Lecture 8 - Number Cognition Flashcards
What is cardinality?
The number of objects/size of a set. e.g. 4 cats and 4 dogs share the same cardinality.
What is ordinality?
A relational property between sets of different cardinal values. Whether one set is larger/smaller than another in the number of items in the set.
What are arithmetic differences?
Precise ways of moving between numbers of different cardinalities.
What did Piaget show about infants’ understanding of number?
Piaget’s conservation task - Counting alone doesn’t guarantee an understanding of number
What did Starkey, Spelke and Gelman (1990) find about whether infants could habituate to the cardinality of number?
6-9 month-old infants were able to habituate to sets of 3 objects, and then dis-habituate upon seeing sets of 2 objects. All other properties of number were varied in each set, in order to know that the habituation was to the cardinality and nothing else.
Which 3 methods can be used to investigate infants’ understanding of number?
- Habituation tasks
- Violation of expectation
- Choice decision-making
What do all 3 methods into infants’ number cognition tell us?
Infants are sensitive to cardinality, but only up to 4 items. Sums, and habituation cannot be completed if there are more than 4 items.
Describe the sensitivity of infants to sets of numbers larger than 4/5.
At 6 months old, the ratio between two different sets of number needs to be 1:2 to be recognised as different.
At 9 months old, the ratio between sets needs to be around 2:3 for infants to dishabituate.
Required ratios are for infants to approximate differences between the sets.
What did Agrillo, Dadda and Bisazza (2007) find about the number cognition of mosquito fish?

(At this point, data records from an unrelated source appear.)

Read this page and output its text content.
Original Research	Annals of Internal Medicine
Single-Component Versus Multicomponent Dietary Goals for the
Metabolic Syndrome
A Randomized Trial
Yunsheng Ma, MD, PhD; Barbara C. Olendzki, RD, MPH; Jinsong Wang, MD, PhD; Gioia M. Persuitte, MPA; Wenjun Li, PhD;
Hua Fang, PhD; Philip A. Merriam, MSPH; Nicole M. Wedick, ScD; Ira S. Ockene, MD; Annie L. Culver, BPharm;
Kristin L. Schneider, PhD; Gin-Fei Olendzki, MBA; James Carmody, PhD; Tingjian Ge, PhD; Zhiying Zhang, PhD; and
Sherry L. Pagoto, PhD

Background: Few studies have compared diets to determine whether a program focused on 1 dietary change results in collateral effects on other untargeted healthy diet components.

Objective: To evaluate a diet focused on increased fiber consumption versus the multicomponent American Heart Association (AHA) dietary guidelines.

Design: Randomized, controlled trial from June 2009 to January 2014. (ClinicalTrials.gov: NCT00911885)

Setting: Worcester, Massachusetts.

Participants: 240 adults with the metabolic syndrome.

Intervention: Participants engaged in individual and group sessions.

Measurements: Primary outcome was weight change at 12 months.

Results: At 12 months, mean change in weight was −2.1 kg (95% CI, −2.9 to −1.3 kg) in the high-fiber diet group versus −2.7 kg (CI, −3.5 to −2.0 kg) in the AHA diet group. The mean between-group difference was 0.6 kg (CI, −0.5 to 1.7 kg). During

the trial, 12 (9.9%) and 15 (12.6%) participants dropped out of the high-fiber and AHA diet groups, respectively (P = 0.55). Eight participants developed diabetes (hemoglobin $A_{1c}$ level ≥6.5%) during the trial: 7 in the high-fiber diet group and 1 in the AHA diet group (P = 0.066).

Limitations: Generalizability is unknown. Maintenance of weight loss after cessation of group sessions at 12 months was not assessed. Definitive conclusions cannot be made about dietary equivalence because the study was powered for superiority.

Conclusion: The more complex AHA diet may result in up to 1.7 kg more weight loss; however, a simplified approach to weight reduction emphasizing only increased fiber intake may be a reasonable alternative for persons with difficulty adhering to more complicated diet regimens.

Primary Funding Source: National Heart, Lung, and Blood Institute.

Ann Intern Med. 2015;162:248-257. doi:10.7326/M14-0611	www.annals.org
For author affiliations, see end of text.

Mosquito fish have a similar number cognition to infants, in that they can distinguish between groups of different sizes if the numbers in the two groups are low enough (below 4/5) or the difference between them is large enough (2:1 ratio).
When do infants use precise number systems vs approximation systems?
Infants use precise number systems at lower numbers, and use approximation systems at higher numbers that cannot be counted.